This sounds terrible but I wasn’t feeling hugely excited at the thought of seeing Dippy the Dinosaur at Dorset County Museum. Don’t get me wrong, I love museums and I did want to go especially as a friend had kindly booked us tickets (blimey I do sound ungrateful don’t I) but hear me out. There had been so much hype I was worried it was going to be a bit “Emperor’s new clothes”. I knew it wasn’t a “real” dinosaur because I’d found that out a few decades ago (I’ve got over that), but only learned recently that it’s not one full dinosaur fossil and is actually made up of five (is it?) different ones. Maybe it was my own fault for setting unrealistic expectations, or being a Paleontologist’s version of Verruca Salt in Charlie and the Chocolate Factory, or those tourists in Jurassic World demanding more and more exciting dinosaur experiences until the scientists are forced to create a monster killer hybrid. That would’ve served me right, wouldn’t it.
Anyway, I had to tell myself “Come on, misery guts, this will be exciting, and educational, and very nicely, free! Everyone has worked so hard to get it here. Use your imagination!” And like I said I do love museums, mainly because I’m of that age where graveyards become fascinating too, but mostly because Dorset County Museum is a magical place with its Roman mosaic floor and Victorian galleries. I have to confess seeing Dippy filling the space to capacity actually was very impressive. OK, it was a plaster cast, but it’s a life-size plaster cast. To imagine that beast roaming around the earth was in fact pretty awesome if a little bit terrifying even if it was just a plant eater. We spent ages analysing the bone structure too. That was amazing. We wondered how long it took to get that big and where all the nerves and blood vessels went and how long would it take for food to travel the length of its neck to its stomach and did it lay eggs and how big were they and actually how little we knew about it.

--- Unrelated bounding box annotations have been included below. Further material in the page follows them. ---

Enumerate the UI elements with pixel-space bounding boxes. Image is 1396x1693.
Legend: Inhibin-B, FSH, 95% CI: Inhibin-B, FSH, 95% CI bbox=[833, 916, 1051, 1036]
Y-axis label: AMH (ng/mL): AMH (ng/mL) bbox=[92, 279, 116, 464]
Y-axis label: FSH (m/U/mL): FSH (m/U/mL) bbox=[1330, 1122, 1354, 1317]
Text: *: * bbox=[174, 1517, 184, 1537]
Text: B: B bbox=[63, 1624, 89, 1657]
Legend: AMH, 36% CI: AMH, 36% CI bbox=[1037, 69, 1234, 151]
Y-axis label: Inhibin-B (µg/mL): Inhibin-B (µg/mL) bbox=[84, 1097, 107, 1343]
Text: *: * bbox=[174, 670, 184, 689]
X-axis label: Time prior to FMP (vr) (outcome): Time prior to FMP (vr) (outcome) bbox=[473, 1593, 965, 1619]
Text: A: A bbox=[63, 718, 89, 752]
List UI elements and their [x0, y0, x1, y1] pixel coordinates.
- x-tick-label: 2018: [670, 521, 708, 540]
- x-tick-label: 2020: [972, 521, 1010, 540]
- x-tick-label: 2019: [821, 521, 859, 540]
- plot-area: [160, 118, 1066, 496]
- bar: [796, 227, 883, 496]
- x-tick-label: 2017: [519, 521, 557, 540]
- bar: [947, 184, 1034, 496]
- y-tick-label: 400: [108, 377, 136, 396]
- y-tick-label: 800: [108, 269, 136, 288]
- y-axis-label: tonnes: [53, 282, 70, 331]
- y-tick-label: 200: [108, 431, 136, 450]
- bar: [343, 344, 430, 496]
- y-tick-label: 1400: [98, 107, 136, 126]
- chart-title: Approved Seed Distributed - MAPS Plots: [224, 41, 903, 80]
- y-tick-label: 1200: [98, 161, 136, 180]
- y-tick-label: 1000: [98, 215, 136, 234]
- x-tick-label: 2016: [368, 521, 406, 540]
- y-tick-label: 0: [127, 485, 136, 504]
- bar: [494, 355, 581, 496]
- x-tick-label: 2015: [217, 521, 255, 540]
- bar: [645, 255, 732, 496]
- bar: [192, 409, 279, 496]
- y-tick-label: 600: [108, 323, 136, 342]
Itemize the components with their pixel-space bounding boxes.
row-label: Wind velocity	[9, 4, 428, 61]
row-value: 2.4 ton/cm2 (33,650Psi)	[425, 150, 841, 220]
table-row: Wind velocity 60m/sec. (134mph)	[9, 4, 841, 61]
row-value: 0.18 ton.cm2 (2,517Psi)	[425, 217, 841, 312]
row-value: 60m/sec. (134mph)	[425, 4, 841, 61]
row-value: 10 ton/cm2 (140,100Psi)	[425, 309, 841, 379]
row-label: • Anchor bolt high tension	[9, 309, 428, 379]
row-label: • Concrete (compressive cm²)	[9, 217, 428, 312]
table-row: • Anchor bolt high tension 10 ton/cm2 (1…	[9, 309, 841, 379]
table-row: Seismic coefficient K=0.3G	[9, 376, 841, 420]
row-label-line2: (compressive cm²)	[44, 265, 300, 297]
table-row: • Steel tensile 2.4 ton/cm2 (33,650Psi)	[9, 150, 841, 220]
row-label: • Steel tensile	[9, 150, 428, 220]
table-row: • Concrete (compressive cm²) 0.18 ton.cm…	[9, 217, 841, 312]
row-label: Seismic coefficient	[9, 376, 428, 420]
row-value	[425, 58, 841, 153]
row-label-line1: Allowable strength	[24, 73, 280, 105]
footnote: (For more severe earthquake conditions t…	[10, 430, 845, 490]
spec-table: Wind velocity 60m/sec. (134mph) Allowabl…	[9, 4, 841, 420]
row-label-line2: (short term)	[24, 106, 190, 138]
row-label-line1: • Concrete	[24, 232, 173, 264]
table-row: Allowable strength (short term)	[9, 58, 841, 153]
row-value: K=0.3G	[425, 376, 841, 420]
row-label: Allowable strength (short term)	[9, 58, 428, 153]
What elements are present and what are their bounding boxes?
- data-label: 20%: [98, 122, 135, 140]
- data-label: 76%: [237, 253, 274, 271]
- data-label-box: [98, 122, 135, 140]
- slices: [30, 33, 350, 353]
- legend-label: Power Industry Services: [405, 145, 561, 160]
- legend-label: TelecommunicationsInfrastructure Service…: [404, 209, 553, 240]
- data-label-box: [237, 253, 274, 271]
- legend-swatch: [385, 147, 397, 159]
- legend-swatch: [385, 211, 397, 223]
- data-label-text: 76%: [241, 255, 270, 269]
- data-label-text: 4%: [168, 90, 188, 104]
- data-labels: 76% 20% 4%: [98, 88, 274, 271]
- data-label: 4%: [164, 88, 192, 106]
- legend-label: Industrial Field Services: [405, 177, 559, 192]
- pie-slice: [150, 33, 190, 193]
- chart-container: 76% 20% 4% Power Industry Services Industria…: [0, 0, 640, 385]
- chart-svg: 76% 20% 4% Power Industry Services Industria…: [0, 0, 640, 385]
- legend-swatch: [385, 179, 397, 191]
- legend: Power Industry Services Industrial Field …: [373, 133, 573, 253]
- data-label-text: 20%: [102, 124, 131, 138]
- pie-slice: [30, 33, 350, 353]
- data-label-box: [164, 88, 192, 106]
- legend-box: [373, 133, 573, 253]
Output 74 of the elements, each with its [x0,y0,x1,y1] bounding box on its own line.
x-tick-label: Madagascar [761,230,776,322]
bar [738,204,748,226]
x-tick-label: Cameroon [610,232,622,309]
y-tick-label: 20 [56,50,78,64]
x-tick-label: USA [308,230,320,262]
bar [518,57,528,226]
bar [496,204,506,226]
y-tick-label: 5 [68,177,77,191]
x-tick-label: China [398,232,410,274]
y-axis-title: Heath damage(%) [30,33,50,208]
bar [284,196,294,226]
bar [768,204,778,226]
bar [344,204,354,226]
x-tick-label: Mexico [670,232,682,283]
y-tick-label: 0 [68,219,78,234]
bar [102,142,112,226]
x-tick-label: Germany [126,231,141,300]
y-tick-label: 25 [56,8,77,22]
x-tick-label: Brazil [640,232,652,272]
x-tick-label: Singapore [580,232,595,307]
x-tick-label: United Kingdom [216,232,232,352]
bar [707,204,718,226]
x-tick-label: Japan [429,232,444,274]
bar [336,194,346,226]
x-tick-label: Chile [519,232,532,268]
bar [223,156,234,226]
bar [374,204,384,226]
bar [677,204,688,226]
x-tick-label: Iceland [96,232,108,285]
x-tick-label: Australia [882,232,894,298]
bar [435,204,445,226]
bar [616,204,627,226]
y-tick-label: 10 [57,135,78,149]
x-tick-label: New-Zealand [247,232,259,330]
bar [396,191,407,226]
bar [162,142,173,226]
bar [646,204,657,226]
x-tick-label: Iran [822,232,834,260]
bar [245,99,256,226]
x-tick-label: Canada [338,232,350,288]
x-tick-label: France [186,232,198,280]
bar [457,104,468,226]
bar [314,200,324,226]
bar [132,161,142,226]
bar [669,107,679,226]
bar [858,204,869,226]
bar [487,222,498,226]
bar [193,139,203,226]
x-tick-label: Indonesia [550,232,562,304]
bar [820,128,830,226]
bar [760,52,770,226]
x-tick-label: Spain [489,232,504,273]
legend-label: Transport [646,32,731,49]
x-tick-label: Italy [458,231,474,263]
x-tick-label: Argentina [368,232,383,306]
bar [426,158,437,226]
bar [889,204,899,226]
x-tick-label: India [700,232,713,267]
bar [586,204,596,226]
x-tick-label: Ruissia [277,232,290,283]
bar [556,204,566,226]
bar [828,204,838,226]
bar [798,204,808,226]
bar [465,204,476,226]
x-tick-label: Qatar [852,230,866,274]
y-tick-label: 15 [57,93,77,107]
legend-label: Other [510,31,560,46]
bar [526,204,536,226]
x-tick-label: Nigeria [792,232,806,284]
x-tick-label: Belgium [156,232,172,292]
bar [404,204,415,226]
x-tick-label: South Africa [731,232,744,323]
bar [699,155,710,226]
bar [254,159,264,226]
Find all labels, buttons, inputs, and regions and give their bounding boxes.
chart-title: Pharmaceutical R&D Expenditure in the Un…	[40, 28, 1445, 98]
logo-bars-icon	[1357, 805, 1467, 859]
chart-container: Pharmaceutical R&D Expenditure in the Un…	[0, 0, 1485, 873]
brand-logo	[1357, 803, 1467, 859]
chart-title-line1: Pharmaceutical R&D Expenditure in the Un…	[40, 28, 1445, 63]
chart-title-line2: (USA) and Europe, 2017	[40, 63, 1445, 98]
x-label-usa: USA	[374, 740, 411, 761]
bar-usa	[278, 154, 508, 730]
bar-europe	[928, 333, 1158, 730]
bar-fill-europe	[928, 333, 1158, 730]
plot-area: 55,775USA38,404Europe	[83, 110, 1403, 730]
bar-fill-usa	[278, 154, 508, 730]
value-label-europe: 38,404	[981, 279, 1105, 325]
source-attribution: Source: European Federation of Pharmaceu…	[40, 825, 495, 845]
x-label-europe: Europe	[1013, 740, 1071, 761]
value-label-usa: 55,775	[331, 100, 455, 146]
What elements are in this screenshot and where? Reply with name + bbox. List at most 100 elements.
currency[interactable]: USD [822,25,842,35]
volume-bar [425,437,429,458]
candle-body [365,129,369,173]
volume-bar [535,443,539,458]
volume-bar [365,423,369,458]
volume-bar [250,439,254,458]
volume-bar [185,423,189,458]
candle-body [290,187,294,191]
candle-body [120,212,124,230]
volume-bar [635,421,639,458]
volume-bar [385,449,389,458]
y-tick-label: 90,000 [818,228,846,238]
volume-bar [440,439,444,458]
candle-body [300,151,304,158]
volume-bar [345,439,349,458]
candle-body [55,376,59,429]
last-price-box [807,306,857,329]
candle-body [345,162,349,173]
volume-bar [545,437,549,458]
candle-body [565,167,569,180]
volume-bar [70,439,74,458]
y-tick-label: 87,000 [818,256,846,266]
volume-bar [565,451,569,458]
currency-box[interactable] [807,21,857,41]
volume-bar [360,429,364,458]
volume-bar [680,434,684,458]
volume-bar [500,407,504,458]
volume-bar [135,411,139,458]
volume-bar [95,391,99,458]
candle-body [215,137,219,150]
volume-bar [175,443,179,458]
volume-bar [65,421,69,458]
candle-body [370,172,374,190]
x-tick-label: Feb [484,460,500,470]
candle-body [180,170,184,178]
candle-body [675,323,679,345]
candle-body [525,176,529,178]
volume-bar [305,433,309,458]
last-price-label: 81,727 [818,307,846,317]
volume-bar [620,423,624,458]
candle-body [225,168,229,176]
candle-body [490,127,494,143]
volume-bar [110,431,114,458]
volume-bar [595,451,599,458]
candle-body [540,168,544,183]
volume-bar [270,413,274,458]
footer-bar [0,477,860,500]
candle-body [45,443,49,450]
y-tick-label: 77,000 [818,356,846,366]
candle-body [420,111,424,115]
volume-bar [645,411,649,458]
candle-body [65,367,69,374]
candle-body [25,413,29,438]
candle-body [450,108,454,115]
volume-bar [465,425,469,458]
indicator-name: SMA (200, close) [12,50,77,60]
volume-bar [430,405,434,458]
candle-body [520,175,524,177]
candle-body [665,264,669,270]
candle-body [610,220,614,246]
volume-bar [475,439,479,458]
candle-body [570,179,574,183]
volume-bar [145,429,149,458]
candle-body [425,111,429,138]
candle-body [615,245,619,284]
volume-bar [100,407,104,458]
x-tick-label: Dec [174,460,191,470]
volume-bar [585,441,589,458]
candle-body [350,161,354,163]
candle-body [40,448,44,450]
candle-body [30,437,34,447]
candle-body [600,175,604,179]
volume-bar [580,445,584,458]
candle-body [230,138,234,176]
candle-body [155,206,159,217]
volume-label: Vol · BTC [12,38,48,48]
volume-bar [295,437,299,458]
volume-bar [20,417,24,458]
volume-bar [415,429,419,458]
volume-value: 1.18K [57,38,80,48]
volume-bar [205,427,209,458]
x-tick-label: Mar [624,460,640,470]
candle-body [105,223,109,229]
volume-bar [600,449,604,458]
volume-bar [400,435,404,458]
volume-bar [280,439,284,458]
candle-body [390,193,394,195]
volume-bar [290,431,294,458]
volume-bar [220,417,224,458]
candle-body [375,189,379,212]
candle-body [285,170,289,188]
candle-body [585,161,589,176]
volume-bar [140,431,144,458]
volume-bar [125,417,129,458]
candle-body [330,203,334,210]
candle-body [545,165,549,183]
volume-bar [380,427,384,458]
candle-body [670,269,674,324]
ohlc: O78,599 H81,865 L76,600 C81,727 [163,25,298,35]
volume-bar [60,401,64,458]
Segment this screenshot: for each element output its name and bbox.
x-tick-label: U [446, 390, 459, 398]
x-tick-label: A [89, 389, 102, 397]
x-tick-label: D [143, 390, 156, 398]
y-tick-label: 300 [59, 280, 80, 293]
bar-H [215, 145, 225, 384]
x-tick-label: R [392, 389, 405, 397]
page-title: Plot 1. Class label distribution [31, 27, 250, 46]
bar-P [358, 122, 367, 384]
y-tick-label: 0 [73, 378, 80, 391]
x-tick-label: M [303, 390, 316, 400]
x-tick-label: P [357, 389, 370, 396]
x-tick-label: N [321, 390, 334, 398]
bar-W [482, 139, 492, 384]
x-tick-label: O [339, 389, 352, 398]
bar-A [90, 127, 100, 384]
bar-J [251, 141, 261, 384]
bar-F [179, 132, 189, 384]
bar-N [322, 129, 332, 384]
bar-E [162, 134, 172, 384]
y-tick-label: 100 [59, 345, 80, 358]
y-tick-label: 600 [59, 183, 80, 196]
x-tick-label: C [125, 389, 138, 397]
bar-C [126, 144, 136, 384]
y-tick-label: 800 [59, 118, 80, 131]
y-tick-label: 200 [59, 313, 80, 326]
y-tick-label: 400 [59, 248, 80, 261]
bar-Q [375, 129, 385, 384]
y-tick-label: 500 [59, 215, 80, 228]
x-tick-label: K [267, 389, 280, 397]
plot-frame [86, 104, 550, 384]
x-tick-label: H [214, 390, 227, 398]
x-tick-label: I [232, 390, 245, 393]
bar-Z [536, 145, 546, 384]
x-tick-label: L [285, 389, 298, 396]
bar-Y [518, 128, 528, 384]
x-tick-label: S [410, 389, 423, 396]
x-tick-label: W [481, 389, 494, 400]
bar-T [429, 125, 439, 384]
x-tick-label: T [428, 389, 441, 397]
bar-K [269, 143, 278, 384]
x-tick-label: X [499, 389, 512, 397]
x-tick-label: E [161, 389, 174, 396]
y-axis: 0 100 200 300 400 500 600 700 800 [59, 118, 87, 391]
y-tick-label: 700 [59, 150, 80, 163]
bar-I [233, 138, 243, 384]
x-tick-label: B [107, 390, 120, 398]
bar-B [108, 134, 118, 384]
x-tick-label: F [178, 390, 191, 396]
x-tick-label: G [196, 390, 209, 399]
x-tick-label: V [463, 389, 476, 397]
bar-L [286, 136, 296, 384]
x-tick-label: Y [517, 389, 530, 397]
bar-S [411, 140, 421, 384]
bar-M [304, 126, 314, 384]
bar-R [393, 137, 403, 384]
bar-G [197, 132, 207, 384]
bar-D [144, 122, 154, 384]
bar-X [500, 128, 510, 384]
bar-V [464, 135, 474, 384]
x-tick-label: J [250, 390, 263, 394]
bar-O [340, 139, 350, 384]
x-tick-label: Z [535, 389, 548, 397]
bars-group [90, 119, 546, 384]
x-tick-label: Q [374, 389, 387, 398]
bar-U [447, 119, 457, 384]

In one of the display cabinets around the edge there was even a book with a handwritten letter to its owner by none other than Charles Darwin. In the end we spent way longer than expected in there to the point we probably over-ran our allotted time.
So all in all we had a jolly lovely time in Dorset County Museum. I even bought myself an expensive postcard (I don’t blame them – they had a captive audience) and sat on the bench under Dippy’s head to write to Martin Clunes. That may seem a bit random but not only does he live in Dorset but the only time I’ve ever seen him in the flesh was at a talk about Belize back in the 1990s at the Natural History Museum – the last time I saw Dippy! My friend had to wait ages to get a quiet moment to take a photo – that’s me on the bench (aka Dinosaur meets Dinosaur).
And having to eat my words the hype worked to our advantage because the lovely art shop in the town was offering 10% off if you’d been to see Dippy. I’ve had a lot of fun with my new paintbrushes thank you very much.